I have the problem that $f(x,y)=g(r,\theta)$, where $x=r\cosh(\theta)$ and $y=r\sinh(\theta)$. I am trying to find $\frac{\delta f}{\delta x}$ from this by using partial derivates.
So far I have an the expression:
$$\frac{\delta g}{\delta r}=\frac{\delta f}{\delta x}(\cosh(\theta)+\frac{\delta f}{\delta y}(\sinh(\theta))$$
and another one similar for $\frac{\delta g}{\delta r}$,
Also using $x^2-y^2=r^2$ and $\theta=\operatorname{tanh}^{-1}(\frac{y}{x})$, I also get get expressions for $\frac{\delta r}{\delta x},\frac{\delta r}{\delta y}, \frac{\delta \theta}{\delta x},\frac{\delta \theta}{\delta y}$.
Finally I also have an expression for:
$$\frac{\delta g}{\delta x}=\frac{\delta g}{\delta r}\cosh(\theta)+\frac{\delta g}{\delta \theta}\frac{-\sinh(\theta)}{r}$$
and again a similar one for $\frac{\delta g}{\delta y}$.
But now I am not sure how to go about going any further... to get $\frac{\delta f}{\delta x}$ could anyone shed any light! Thanks!

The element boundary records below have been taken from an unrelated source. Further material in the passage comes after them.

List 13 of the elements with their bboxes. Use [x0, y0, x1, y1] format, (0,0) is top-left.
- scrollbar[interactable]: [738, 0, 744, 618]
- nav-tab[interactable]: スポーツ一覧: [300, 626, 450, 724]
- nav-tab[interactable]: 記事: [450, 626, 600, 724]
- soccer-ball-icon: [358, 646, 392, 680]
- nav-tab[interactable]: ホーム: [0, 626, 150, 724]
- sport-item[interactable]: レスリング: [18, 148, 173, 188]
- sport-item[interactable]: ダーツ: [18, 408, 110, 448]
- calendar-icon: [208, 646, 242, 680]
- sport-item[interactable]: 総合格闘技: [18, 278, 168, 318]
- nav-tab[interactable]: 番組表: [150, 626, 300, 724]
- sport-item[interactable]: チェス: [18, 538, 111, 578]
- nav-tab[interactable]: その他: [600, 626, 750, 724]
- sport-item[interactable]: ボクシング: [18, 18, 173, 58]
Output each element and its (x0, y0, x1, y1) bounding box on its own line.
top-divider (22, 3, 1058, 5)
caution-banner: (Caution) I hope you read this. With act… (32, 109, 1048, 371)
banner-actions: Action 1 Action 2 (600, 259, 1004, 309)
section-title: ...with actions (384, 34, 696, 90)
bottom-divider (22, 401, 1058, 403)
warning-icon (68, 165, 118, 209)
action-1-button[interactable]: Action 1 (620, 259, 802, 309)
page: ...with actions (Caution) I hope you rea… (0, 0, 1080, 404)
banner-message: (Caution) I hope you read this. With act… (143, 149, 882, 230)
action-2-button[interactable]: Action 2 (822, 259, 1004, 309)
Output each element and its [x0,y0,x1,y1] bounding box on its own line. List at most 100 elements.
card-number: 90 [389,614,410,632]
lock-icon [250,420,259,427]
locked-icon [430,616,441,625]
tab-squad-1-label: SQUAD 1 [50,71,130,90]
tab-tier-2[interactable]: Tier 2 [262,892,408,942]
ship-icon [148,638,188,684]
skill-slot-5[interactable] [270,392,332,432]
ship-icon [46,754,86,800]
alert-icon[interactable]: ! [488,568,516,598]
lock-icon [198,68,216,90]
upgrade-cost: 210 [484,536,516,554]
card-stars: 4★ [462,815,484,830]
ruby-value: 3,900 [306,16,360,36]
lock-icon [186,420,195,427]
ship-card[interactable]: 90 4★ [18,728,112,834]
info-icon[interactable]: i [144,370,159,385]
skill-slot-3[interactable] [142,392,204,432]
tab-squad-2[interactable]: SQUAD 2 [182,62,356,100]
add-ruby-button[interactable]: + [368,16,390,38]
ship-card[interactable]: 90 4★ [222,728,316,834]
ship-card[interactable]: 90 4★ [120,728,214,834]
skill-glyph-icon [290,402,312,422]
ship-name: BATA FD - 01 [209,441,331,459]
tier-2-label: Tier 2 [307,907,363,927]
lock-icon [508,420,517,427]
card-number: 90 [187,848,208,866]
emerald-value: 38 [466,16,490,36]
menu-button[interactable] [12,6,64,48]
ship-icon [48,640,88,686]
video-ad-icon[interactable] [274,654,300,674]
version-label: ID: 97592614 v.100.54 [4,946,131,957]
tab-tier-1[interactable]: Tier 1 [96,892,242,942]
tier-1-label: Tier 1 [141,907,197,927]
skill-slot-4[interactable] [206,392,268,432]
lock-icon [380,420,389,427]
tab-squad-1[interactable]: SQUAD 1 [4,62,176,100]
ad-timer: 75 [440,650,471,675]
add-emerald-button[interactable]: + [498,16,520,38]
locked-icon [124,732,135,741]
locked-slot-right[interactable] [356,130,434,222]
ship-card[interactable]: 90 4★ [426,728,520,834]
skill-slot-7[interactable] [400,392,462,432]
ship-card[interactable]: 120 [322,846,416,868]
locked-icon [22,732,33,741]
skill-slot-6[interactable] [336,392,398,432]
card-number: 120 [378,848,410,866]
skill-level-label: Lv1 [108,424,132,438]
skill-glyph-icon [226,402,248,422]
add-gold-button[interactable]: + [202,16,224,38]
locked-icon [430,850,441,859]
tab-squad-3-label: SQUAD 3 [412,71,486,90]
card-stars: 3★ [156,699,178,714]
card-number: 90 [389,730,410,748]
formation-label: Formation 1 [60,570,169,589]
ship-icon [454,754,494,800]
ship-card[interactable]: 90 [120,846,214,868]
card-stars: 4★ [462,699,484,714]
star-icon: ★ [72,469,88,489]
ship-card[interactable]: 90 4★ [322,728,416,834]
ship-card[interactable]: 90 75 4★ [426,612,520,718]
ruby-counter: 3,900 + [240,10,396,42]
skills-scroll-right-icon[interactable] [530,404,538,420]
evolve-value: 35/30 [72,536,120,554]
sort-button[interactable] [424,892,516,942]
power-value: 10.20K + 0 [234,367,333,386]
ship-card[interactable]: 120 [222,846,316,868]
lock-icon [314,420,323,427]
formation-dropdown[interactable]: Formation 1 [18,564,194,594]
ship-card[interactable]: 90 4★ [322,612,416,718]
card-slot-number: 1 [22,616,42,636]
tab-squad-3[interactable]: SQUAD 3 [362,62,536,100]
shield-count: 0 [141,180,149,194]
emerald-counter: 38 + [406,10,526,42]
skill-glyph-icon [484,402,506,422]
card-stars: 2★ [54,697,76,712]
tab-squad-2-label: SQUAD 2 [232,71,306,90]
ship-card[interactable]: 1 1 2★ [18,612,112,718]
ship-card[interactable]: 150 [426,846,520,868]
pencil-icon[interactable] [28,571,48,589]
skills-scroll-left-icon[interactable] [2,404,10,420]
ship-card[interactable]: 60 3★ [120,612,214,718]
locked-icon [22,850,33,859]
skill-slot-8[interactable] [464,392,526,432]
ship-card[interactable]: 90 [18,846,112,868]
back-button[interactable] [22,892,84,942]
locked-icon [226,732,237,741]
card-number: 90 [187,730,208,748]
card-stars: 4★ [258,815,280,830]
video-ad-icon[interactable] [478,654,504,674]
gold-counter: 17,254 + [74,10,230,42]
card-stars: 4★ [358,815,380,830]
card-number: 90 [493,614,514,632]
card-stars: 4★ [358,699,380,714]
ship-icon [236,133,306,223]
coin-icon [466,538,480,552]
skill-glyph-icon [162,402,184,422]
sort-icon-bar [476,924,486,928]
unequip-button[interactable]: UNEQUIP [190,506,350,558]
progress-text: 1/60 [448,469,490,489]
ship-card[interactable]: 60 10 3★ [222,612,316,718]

That is correct. Since you already know the different partial derivatives involving the coordinates just observe that $\frac{\partial}{\partial x}=\frac{\partial \theta}{\partial x}\frac{\partial}{\partial \theta}+\frac{\partial r}{\partial x}\frac{\partial}{\partial r}$ and apply it to $g$ to obtain the partial derivative of $f$ in terms of the other coordinates.